Que llevara siete sellos le pareció excesivo. Preocupante. Los despegó uno a uno con mucho tiento y abrió la carta certificada. Un ejército de falsos profetas, tronos, plagas, cuernos, copas y números salieron en estampida y llenaron la habitación. Cuando por fin cesó el sonido de las trompetas y las multitudes se retiraron a las esquinas, sacó el documento del interior del sobre con pulso indeciso. En el mismo instante en que la temida notificación de desahucio entró en contacto con la atmósfera, las estrellas cayeron y el sol se oscureció, escenificando así el primer acto de su particular Apocalipsis.


ADRIÁN Y YO
Paloma Amaya
Chile (1983)

Con Adrián vivimos en el centro. Me hace reír mucho. Está convencidísimo de que es un asesino en serie. "Soy un roba almas", dice mientras nada inquieto de un lado a otro en la pecera que le compré. Últimamente está muy callado. Intenté hacerle cariño, pero inmediatamente comenzó a dar saltitos acrobáticos queriendo morderme algún dedo. Se cree piraña. Un domingo lo vi devastado, así que disolví 1/4 de fluoxetina en su agua y me tomé otra pastilla yo. Estuvimos toda la tarde mirando fijo por la ventana, tarareando canciones en inglés. Es que a veces nos sentimos muy solos.

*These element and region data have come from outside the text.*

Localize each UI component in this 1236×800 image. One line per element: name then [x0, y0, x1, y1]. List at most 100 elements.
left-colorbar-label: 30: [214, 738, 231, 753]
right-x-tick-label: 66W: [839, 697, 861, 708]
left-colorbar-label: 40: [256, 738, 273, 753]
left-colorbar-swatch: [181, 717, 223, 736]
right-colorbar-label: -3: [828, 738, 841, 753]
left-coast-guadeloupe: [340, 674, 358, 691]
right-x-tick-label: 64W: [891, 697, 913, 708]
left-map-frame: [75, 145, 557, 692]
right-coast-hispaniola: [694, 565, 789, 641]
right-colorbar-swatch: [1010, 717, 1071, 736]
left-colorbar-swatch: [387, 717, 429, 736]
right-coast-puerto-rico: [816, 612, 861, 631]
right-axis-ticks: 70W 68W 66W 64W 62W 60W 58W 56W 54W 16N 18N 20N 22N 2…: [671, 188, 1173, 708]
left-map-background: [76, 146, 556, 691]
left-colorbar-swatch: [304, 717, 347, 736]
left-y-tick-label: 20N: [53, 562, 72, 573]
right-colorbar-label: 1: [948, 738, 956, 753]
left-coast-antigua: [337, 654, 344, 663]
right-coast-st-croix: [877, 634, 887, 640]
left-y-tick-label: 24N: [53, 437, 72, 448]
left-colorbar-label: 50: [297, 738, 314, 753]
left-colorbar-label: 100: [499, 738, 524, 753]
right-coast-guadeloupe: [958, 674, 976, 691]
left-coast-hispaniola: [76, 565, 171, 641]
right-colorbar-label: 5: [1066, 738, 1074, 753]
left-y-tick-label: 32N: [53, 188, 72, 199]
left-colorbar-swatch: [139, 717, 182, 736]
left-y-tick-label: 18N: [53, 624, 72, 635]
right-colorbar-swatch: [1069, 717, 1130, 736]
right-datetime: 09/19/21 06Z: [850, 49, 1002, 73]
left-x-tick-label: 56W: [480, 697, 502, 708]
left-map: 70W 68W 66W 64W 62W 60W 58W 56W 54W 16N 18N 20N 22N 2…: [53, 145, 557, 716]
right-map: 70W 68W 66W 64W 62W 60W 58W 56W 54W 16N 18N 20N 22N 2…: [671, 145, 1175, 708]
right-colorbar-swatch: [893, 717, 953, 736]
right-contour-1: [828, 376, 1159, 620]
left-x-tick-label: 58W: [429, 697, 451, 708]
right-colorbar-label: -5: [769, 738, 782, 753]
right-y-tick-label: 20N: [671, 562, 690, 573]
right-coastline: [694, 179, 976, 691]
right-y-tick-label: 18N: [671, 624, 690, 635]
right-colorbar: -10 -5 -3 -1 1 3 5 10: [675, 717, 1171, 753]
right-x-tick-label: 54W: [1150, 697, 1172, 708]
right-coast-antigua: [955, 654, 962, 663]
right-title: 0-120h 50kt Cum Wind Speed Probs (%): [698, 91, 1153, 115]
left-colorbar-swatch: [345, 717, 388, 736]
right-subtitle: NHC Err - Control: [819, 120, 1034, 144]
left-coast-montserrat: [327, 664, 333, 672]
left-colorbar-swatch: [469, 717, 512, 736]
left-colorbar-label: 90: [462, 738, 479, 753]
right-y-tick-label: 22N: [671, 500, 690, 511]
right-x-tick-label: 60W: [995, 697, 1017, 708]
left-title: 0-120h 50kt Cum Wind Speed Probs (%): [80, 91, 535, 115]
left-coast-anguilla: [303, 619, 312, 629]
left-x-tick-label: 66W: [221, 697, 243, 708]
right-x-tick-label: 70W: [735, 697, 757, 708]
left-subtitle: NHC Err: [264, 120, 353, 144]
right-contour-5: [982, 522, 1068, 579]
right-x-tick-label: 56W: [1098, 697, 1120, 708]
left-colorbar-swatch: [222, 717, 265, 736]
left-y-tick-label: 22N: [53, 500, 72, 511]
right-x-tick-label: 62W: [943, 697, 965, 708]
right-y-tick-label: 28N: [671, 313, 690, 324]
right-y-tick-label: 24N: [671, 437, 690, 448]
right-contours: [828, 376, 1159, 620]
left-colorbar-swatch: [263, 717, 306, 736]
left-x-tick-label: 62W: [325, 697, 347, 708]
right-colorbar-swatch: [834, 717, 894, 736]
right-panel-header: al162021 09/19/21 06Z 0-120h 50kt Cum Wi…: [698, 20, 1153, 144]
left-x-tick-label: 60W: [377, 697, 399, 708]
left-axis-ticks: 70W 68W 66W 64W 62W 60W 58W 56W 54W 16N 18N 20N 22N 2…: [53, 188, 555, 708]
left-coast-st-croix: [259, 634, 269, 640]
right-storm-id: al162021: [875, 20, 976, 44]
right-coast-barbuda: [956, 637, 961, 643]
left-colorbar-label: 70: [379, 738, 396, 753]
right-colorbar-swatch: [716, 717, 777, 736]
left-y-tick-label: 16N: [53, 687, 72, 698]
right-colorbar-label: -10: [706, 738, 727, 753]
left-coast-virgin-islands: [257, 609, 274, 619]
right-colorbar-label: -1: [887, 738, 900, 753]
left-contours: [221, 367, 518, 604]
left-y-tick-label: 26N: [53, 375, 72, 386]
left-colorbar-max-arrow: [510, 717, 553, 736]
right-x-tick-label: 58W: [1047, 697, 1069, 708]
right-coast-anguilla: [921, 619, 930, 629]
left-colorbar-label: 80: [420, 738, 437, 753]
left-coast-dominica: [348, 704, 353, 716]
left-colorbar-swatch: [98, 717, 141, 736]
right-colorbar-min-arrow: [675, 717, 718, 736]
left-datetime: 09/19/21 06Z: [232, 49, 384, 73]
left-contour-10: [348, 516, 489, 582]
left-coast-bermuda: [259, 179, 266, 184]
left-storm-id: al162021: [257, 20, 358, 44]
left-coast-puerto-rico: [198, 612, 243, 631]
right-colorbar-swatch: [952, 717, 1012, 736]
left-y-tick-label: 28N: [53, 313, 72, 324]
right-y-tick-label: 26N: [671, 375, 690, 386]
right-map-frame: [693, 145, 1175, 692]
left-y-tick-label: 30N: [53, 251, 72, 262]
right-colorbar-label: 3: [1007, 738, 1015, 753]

ESE CHICO TIENE PROBLEMAS EN SU CASA
Ildiko Nassr
Argentina (1976)

Esta mañana, en clase, un alumno se transformó en perro. Siempre me pierdo la acción en mi afán de copiarles la teoría en la pizarra. Después de la confusión, les pregunté a sus compañeros, disimulando mi curiosidad. Ninguno supo precisar el momento exacto en que ocurrió la transformación. No fue paulatina, sino sorpresiva. Los adolescentes, en general, no dejan de sorprenderme. Sin embargo, en todos estos años de docencia, jamás había estado tan cerca del alumno-perro. Se transformó descaradamente en mi clase y me lo perdí. No un cancerbero, ni siquiera un perro negro. Un perro lanudo, común, despeinado, que no llamaría la atención si no supiera que es López, el del tercer banco a la izquierda. No recuerdo su nombre de pila. Sólo su pelo desteñido y despeinado, como si nunca se lo hubiera lavado o peinado. Un chico común, con mirada perdida, como drogado. Un perro común, con mirada de perro, como hambriento. Hablé con la psicóloga del colegio y me dijo:
- No puedo creer hasta qué extremos está dispuesta a llegar la gente para llamar la atención. Ese chico tiene problemas en su casa.
Vaya si los tiene, pensé.
- Su padre los abandonó cuando él nació, porque era diferente a lo que esperaba. No sé qué quería este tipo, si lo vieras. Creo que se parece al chico, cuando se transforma. Una cara de perro impresionante.
Después de la transformación, el perro escapó del aula y sus compañeros tuvieron que buscarlo. Hasta que volvieron mi hora había terminado. Definitivamente, siempre me pierdo la acción.